WWF World Wide Fund For Nature

Kaprun als Vorwand für Naturzerstörung
WWF befürchtet schwere ökologische Schäden in Tiroler Gletschergebiet

    Wien / Frankfurt am Main (ots) - Während heute die Untersuchung
zum Unglück von Kaprun veröffentlicht wird, machen neue Planungen in
Österreich deutlich, wie die Katastrophe als Vorwand für großflächige
Naturzerstörung missbraucht werden kann. Am Pitztaler Gletscher in
Tirol ist eine neue Talabfahrt geplant, die unberührte
Gletscherlandschaften zerstören würde. Um sie zu bauen und den
Gletscher zu erschließen, soll das Tiroler Naturschutzgesetz geändert
werden, das bisher die Beeinträchtigung von Gletschergebieten
verbietet. Die Gesetzesänderung dient angeblich der Sicherheit: Die
neue Piste soll in Notfällen der Evakuierung aus dem Schigebiet
dienen, das nur über eine Stollenseilbahn erschlossen ist. Sie ist
eine von fünf Stollenseilbahnen gleicher Bauart wie in Kaprun, die es
in Österreich derzeit noch gibt.
    
    Der WWF Österreich hat nun Beweise dafür, dass die neue Piste
sowohl aus Sicht des Naturschutzes als auch aus Sicherheitsgründen
sehr fragwürdig ist. Das belegt eine Faktenammlung, die heute von
Andreas Baumüller und Gerald Steindlegger vom WWF Österreich in
Innsbruck vorgestellt wurde. "Es drängt sich die Vermutung auf, dass
das schreckliche Unglück in Kaprun missbraucht wird, um den Ausbau
des Gletscherschigebietes durchzusetzen und dabei geschützte,
unberührte Bergwelt zu zerstören", meint Andreas Baumüller. Die
Faktensammlung belegt, dass der Bau der Talabfahrt eines der letzten
unberührten Gletscher- und Hochgebirgsgebiete Tirols zerstört. Hier
sind sogar einst ausgestorbene Arten wie der Bartgeier wieder zu
sehen. Gletscher zählen zu den letzten Refugien unberührter Natur im
Alpenraum. "Die Gesetzesänderung in Tirol würde zu einer neuen Runde
im Gletscher-Schigebietswahnsinn der Alpen führen. Das wäre
ökologisch verheerend und ökonomisch sinnlos", so Andreas Baumüller,
der als Koordinator des WWF-Alpenprogramms international für die
Erhaltung der letzten Naturgebiete kämpft.
    
    Der WWF hält das Argument, die Piste diene die Sicherheit der
Schifahrer im Falle eines Unglückes wie in Kaprun, für nicht haltbar:
Die Trasse führt als schwer zu befahrende, schwarze Piste durch
extrem steiles, lawinen- und steinschlaggefährdetes Gelände.
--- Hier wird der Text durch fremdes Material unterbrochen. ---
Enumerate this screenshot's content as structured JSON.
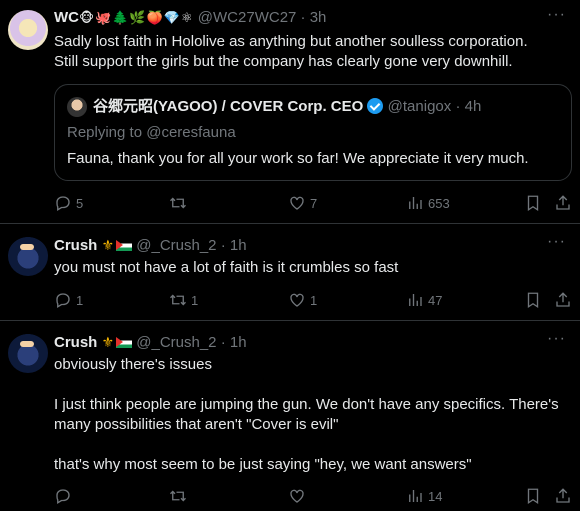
{
  "tweets": [
    {
      "author_name": "WC",
      "emojis": "🐵🐙🌲🌿🍑💎⚛",
      "handle": "@WC27WC27",
      "time": "3h",
      "text_line1": "Sadly lost faith in Hololive as anything but another soulless corporation.",
      "text_line2": "Still support the girls but the company has clearly gone very downhill.",
      "quote": {
        "author_name": "谷郷元昭(YAGOO) / COVER Corp. CEO",
        "handle": "@tanigox",
        "time": "4h",
        "replying": "Replying to @ceresfauna",
        "text": "Fauna, thank you for all your work so far! We appreciate it very much."
      },
      "stats": {
        "replies": "5",
        "retweets": "",
        "likes": "7",
        "views": "653"
      }
    },
    {
      "author_name": "Crush",
      "handle": "@_Crush_2",
      "time": "1h",
      "text": "you must not have a lot of faith is it crumbles so fast",
      "stats": {
        "replies": "1",
        "retweets": "1",
        "likes": "1",
        "views": "47"
      }
    },
    {
      "author_name": "Crush",
      "handle": "@_Crush_2",
      "time": "1h",
      "paragraph1": "obviously there's issues",
      "paragraph2_line1": "I just think people are jumping the gun. We don't have any specifics. There's",
      "paragraph2_line2": "many possibilities that aren't \"Cover is evil\"",
      "paragraph3": "that's why most seem to be just saying \"hey, we want answers\"",
      "stats": {
        "replies": "",
        "retweets": "",
        "likes": "",
        "views": "14"
      }
    }
  ],
  "colors": {
    "background": "#000000",
    "text": "#e7e9ea",
    "muted": "#71767b",
    "border": "#2f3336",
    "verified": "#1d9bf0"
  }
}
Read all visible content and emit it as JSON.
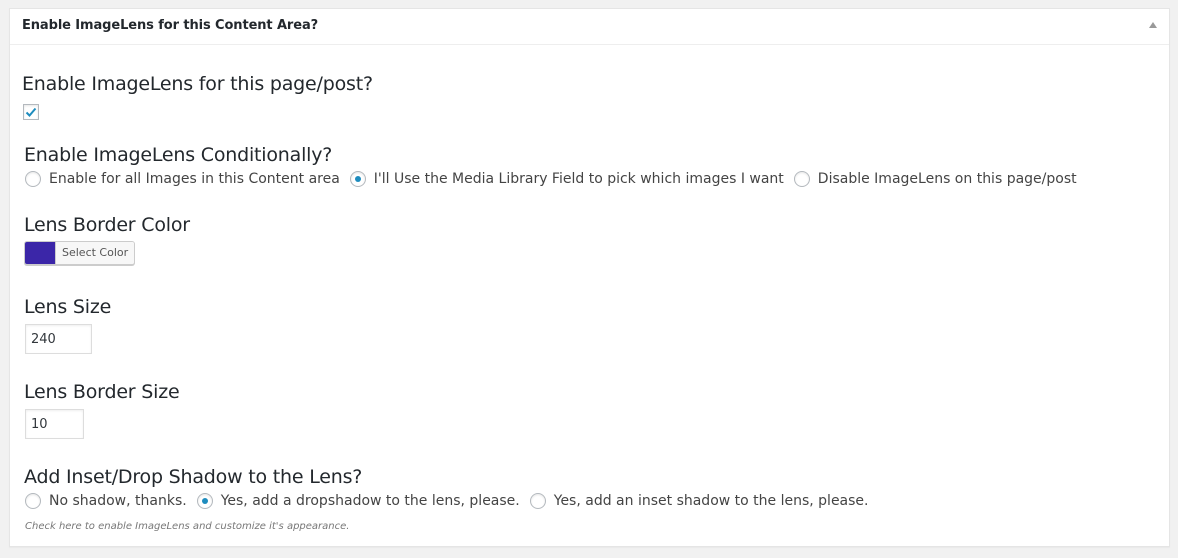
{
  "metabox": {
    "title": "Enable ImageLens for this Content Area?"
  },
  "enable": {
    "label": "Enable ImageLens for this page/post?",
    "checked": true
  },
  "conditional": {
    "label": "Enable ImageLens Conditionally?",
    "options": [
      {
        "label": "Enable for all Images in this Content area",
        "selected": false
      },
      {
        "label": "I'll Use the Media Library Field to pick which images I want",
        "selected": true
      },
      {
        "label": "Disable ImageLens on this page/post",
        "selected": false
      }
    ]
  },
  "border_color": {
    "label": "Lens Border Color",
    "button_label": "Select Color",
    "value": "#3b26a8"
  },
  "lens_size": {
    "label": "Lens Size",
    "value": "240"
  },
  "border_size": {
    "label": "Lens Border Size",
    "value": "10"
  },
  "shadow": {
    "label": "Add Inset/Drop Shadow to the Lens?",
    "options": [
      {
        "label": "No shadow, thanks.",
        "selected": false
      },
      {
        "label": "Yes, add a dropshadow to the lens, please.",
        "selected": true
      },
      {
        "label": "Yes, add an inset shadow to the lens, please.",
        "selected": false
      }
    ]
  },
  "help": "Check here to enable ImageLens and customize it's appearance.",
  "colors": {
    "accent": "#1e8cbe"
  }
}
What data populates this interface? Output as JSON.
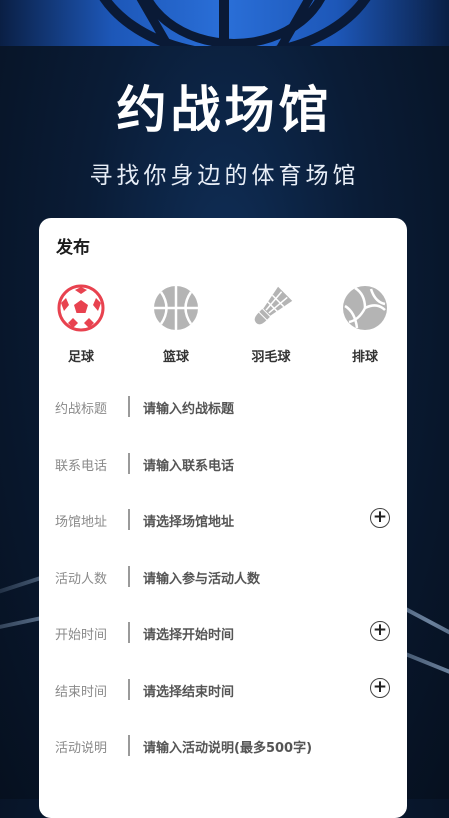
{
  "header": {
    "title": "约战场馆",
    "subtitle": "寻找你身边的体育场馆"
  },
  "card": {
    "title": "发布",
    "sports": [
      {
        "label": "足球",
        "icon": "soccer-ball-icon",
        "selected": true
      },
      {
        "label": "篮球",
        "icon": "basketball-icon",
        "selected": false
      },
      {
        "label": "羽毛球",
        "icon": "shuttlecock-icon",
        "selected": false
      },
      {
        "label": "排球",
        "icon": "volleyball-icon",
        "selected": false
      }
    ],
    "fields": [
      {
        "label": "约战标题",
        "placeholder": "请输入约战标题"
      },
      {
        "label": "联系电话",
        "placeholder": "请输入联系电话"
      },
      {
        "label": "场馆地址",
        "placeholder": "请选择场馆地址",
        "action": "+"
      },
      {
        "label": "活动人数",
        "placeholder": "请输入参与活动人数"
      },
      {
        "label": "开始时间",
        "placeholder": "请选择开始时间",
        "action": "+"
      },
      {
        "label": "结束时间",
        "placeholder": "请选择结束时间",
        "action": "+"
      },
      {
        "label": "活动说明",
        "placeholder": "请输入活动说明(最多500字)"
      }
    ]
  },
  "colors": {
    "selected": "#e8424f",
    "unselected": "#b4b4b4",
    "background": "#0a1c36"
  }
}
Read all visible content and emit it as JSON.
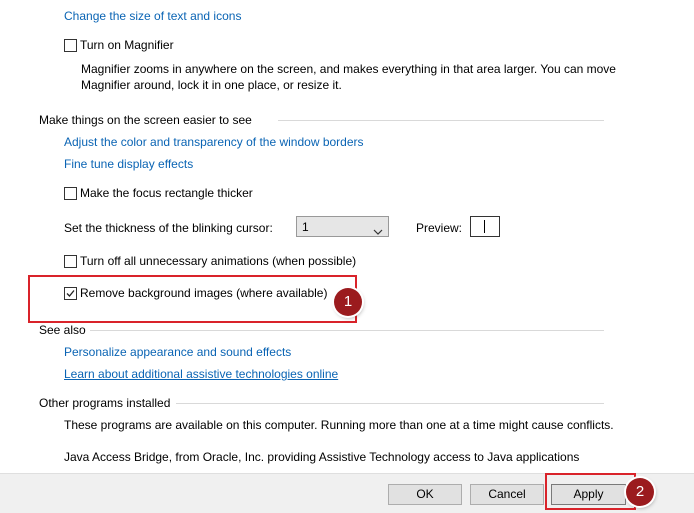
{
  "top": {
    "change_text_size_link": "Change the size of text and icons",
    "magnifier_checkbox_label": "Turn on Magnifier",
    "magnifier_checked": false,
    "magnifier_desc_line1": "Magnifier zooms in anywhere on the screen, and makes everything in that area larger. You can move",
    "magnifier_desc_line2": "Magnifier around, lock it in one place, or resize it."
  },
  "easier_to_see": {
    "heading": "Make things on the screen easier to see",
    "adjust_borders_link": "Adjust the color and transparency of the window borders",
    "fine_tune_link": "Fine tune display effects",
    "focus_rect_label": "Make the focus rectangle thicker",
    "focus_rect_checked": false,
    "cursor_thickness_label": "Set the thickness of the blinking cursor:",
    "cursor_thickness_value": "1",
    "preview_label": "Preview:",
    "animations_label": "Turn off all unnecessary animations (when possible)",
    "animations_checked": false,
    "remove_bg_label": "Remove background images (where available)",
    "remove_bg_checked": true
  },
  "see_also": {
    "heading": "See also",
    "personalize_link": "Personalize appearance and sound effects",
    "learn_more_link": "Learn about additional assistive technologies online"
  },
  "other_programs": {
    "heading": "Other programs installed",
    "description": "These programs are available on this computer. Running more than one at a time might cause conflicts.",
    "program_1": "Java Access Bridge, from Oracle, Inc. providing Assistive Technology access to Java applications"
  },
  "buttons": {
    "ok_label": "OK",
    "cancel_label": "Cancel",
    "apply_label": "Apply"
  },
  "annotations": {
    "step_1": "1",
    "step_2": "2",
    "highlight_color": "#d9232a",
    "badge_color": "#9b1b1e"
  },
  "colors": {
    "link": "#0a64b4",
    "bottom_bar": "#f0f0f0",
    "button_face": "#e1e1e1"
  }
}
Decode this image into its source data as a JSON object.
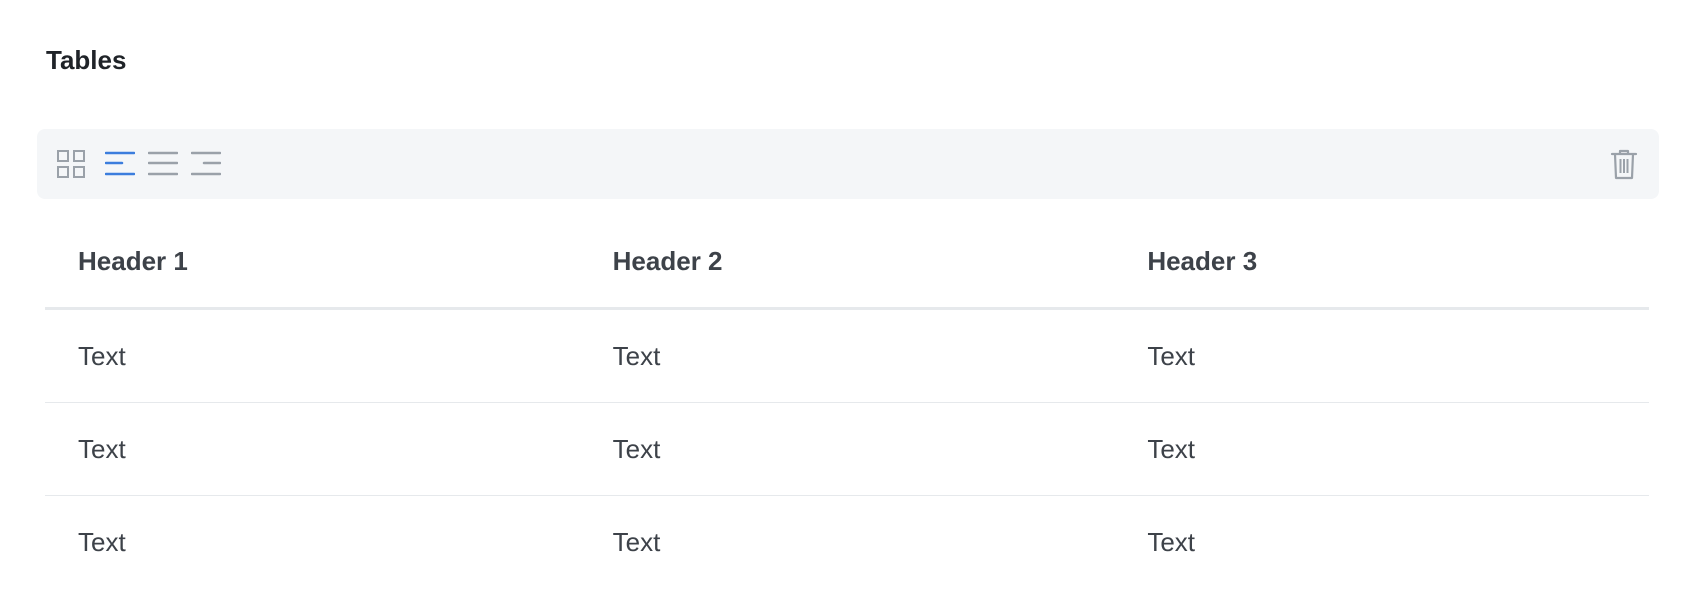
{
  "section": {
    "title": "Tables"
  },
  "toolbar": {
    "buttons": [
      {
        "name": "grid-layout",
        "icon": "grid-icon",
        "active": false
      },
      {
        "name": "align-left",
        "icon": "align-left-icon",
        "active": true
      },
      {
        "name": "align-center",
        "icon": "align-justify-icon",
        "active": false
      },
      {
        "name": "align-right",
        "icon": "align-right-icon",
        "active": false
      },
      {
        "name": "delete",
        "icon": "trash-icon",
        "active": false
      }
    ],
    "colors": {
      "active": "#3b7ddd",
      "inactive": "#9aa1a9",
      "background": "#f4f6f8"
    }
  },
  "table": {
    "headers": [
      "Header 1",
      "Header 2",
      "Header 3"
    ],
    "rows": [
      [
        "Text",
        "Text",
        "Text"
      ],
      [
        "Text",
        "Text",
        "Text"
      ],
      [
        "Text",
        "Text",
        "Text"
      ]
    ]
  }
}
Mindestens zu einem Drittel der Wintersaison müsste diese Talabfahrt
gesperrt werden. "Das bedeutet, dass das geplante Projekt den
geforderten Sicherheitsaspekten nicht gerecht wird. Im Gegenteil, es
bleibt offen, wie ungeübte Schifahrer sowie Panoramatouristen diese
Talabfahrt bewältigen können", warnt Steindlegger, WWF-Experte für
alpine Naturgefahren.
    
    Die Entscheidung über das Projekt hat die Tiroler
Naturschutzlandesrätin Christa Gangl. "Das Pistenprojekt bricht
Tiroler Recht. Es ist nicht nachvollziehbar, dass
Naturschutzlandesrätin Gangl ihrer eigentlichen Aufgabe - dem
Naturschutz - entgegenarbeitet und das Gesetz einfach ändert", so
Baumüller. Die Entscheidung sei von alpenweiter Bedeutung und müsse
auf einer höheren Ebene diskutiert werden.